Reputation: 64769
I'm trying to design a bulk data import task using Django's ORM ontop of MySQL. Normally, I'd simply use LOAD DATA INFILE, but the data I'm bulk importing contains records over three tables, and some of the records may already exist, so I have to check for pre-existing records, create or retrieve their ID, and then use this ID when creating or retrieving the other records.
By default, the import rate is 0.8rows/sec. Quite horrible. I managed to bump this up to 1.5rows/sec by running DISABLE KEYS on the effected tables, but as I have a few million rows, this is still way too slow.
Is there any general advice for speeding up Django's ORM for bulk importing complex table relationships?
I was considering disabling Django's transaction management, in order to wrap the entire import in a single transaction. However, since the import takes so long, the import process periodically updates a status model to report percent completion. If I wrap the entire import in a single transaction, it won't be able to update this status record. So is there any way to disable transaction management for only a specific set of models, and still allow it to commit a separate model?
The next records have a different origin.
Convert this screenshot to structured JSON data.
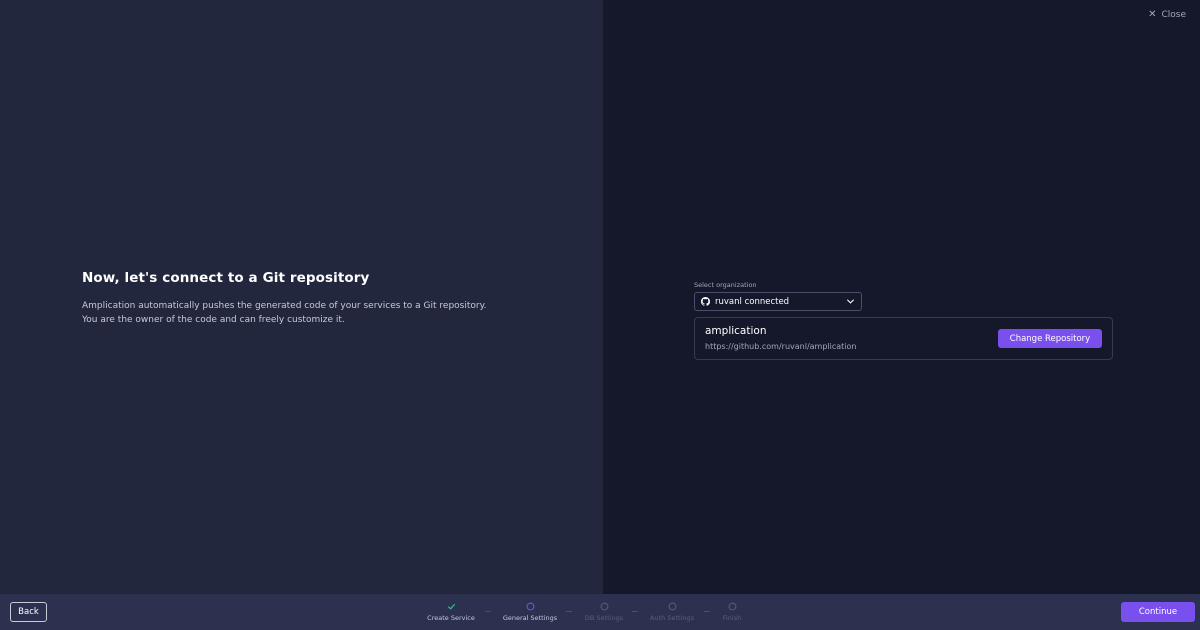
{
  "header": {
    "close_label": "Close"
  },
  "intro": {
    "title": "Now, let's connect to a Git repository",
    "line1": "Amplication automatically pushes the generated code of your services to a Git repository.",
    "line2": "You are the owner of the code and can freely customize it."
  },
  "organization": {
    "label": "Select organization",
    "selected": "ruvanl connected",
    "icon": "github-icon"
  },
  "repository": {
    "name": "amplication",
    "url": "https://github.com/ruvanl/amplication",
    "change_label": "Change Repository"
  },
  "footer": {
    "back_label": "Back",
    "continue_label": "Continue",
    "steps": [
      {
        "label": "Create Service",
        "state": "done"
      },
      {
        "label": "General Settings",
        "state": "active"
      },
      {
        "label": "DB Settings",
        "state": "pending"
      },
      {
        "label": "Auth Settings",
        "state": "pending"
      },
      {
        "label": "Finish",
        "state": "pending"
      }
    ]
  },
  "colors": {
    "accent": "#7950ed",
    "success": "#31c587",
    "left_bg": "#22273d",
    "right_bg": "#15172b",
    "footer_bg": "#2c3150"
  }
}
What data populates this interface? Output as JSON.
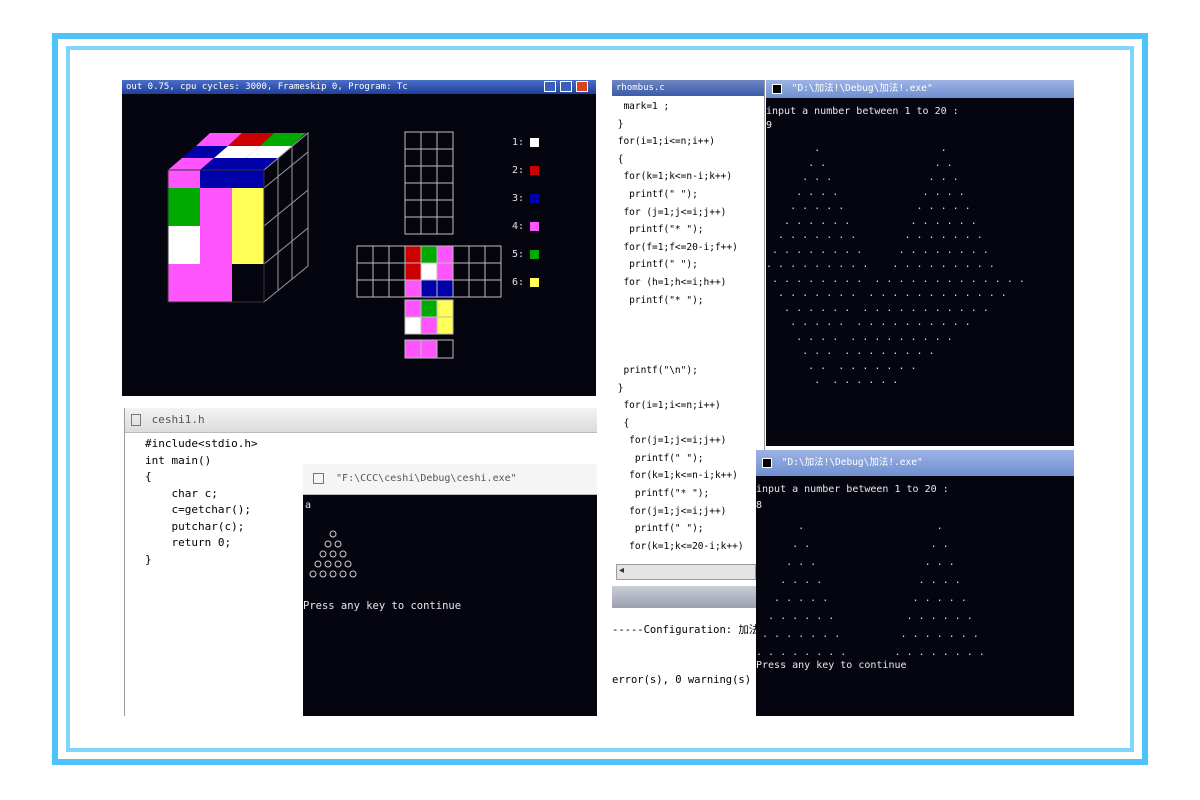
{
  "cube_window": {
    "titlebar": "out 0.75, cpu cycles:      3000, Frameskip  0, Program:        Tc",
    "legend": [
      {
        "label": "1:",
        "color": "#ffffff"
      },
      {
        "label": "2:",
        "color": "#cc0000"
      },
      {
        "label": "3:",
        "color": "#0000aa"
      },
      {
        "label": "4:",
        "color": "#ff55ff"
      },
      {
        "label": "5:",
        "color": "#00aa00"
      },
      {
        "label": "6:",
        "color": "#ffff55"
      }
    ]
  },
  "editor_small": {
    "tab_title": "ceshi1.h",
    "code_lines": [
      "#include<stdio.h>",
      "int main()",
      "{",
      "    char c;",
      "    c=getchar();",
      "    putchar(c);",
      "    return 0;",
      "}"
    ]
  },
  "console_small": {
    "title": "\"F:\\CCC\\ceshi\\Debug\\ceshi.exe\"",
    "first_line": "a",
    "press_key": "Press any key to continue"
  },
  "editor_large": {
    "title": "rhombus.c",
    "code_lines": [
      "  mark=1 ;",
      " }",
      " for(i=1;i<=n;i++)",
      " {",
      "  for(k=1;k<=n-i;k++)",
      "   printf(\" \");",
      "  for (j=1;j<=i;j++)",
      "   printf(\"* \");",
      "  for(f=1;f<=20-i;f++)",
      "   printf(\" \");",
      "  for (h=1;h<=i;h++)",
      "   printf(\"* \");",
      "",
      "",
      "",
      "  printf(\"\\n\");",
      " }",
      "  for(i=1;i<=n;i++)",
      "  {",
      "   for(j=1;j<=i;j++)",
      "    printf(\" \");",
      "   for(k=1;k<=n-i;k++)",
      "    printf(\"* \");",
      "   for(j=1;j<=i;j++)",
      "    printf(\" \");",
      "   for(k=1;k<=20-i;k++)"
    ],
    "build_config": "-----Configuration: 加法",
    "build_result": "error(s), 0 warning(s)"
  },
  "console_top": {
    "title": "\"D:\\加法!\\Debug\\加法!.exe\"",
    "prompt": "input a number between 1 to 20 :",
    "input": "9"
  },
  "console_bottom": {
    "title": "\"D:\\加法!\\Debug\\加法!.exe\"",
    "prompt": "input a number between 1 to 20 :",
    "input": "8",
    "press_key": "Press any key to continue"
  }
}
I'd like to do something like:
from django.db import transaction
transaction.enter_transaction_management()
transaction.managed(True)
from myapp.models import Status, Data
status = Status.objects.get(id=123)
try:
data = magically_get_data_iter()
for row in data:
d,_ = Data.objects.get_or_create(**data.keys())
d.update(data)
d.save() # not actually visible in admin until the commit below
if not row.i % 100:
status.current_row = row.i
status.total_rows = row.total
# obviously doesn't work, but this should somehow actually commit
status.save(commit=True)
finally:
transaction.commit()
Upvotes: 3
Views: 1115
Reputation: 64769
I solved this by placing the bulk-updated model and the model storing the status record onto different databases, and then disabling transaction management to the former database.
e.g. a simplification of my example above:
django.db.transaction.enter_transaction_management(using='primary')
django.db.transaction.managed(True, using='primary')
i = 0
for record in records:
i += 1
r = PrimaryDBModel(**record)
r.save() # This will no be committed until the end.
if not i % 100:
SecondaryDBModel.update()
status = SecondaryDBModel(id=123)
status.current_row = i
status.save() # This will committed immediately.
django.db.transaction.commit(using='primary')
django.db.transaction.leave_transaction_management(using='primary')
Upvotes: 3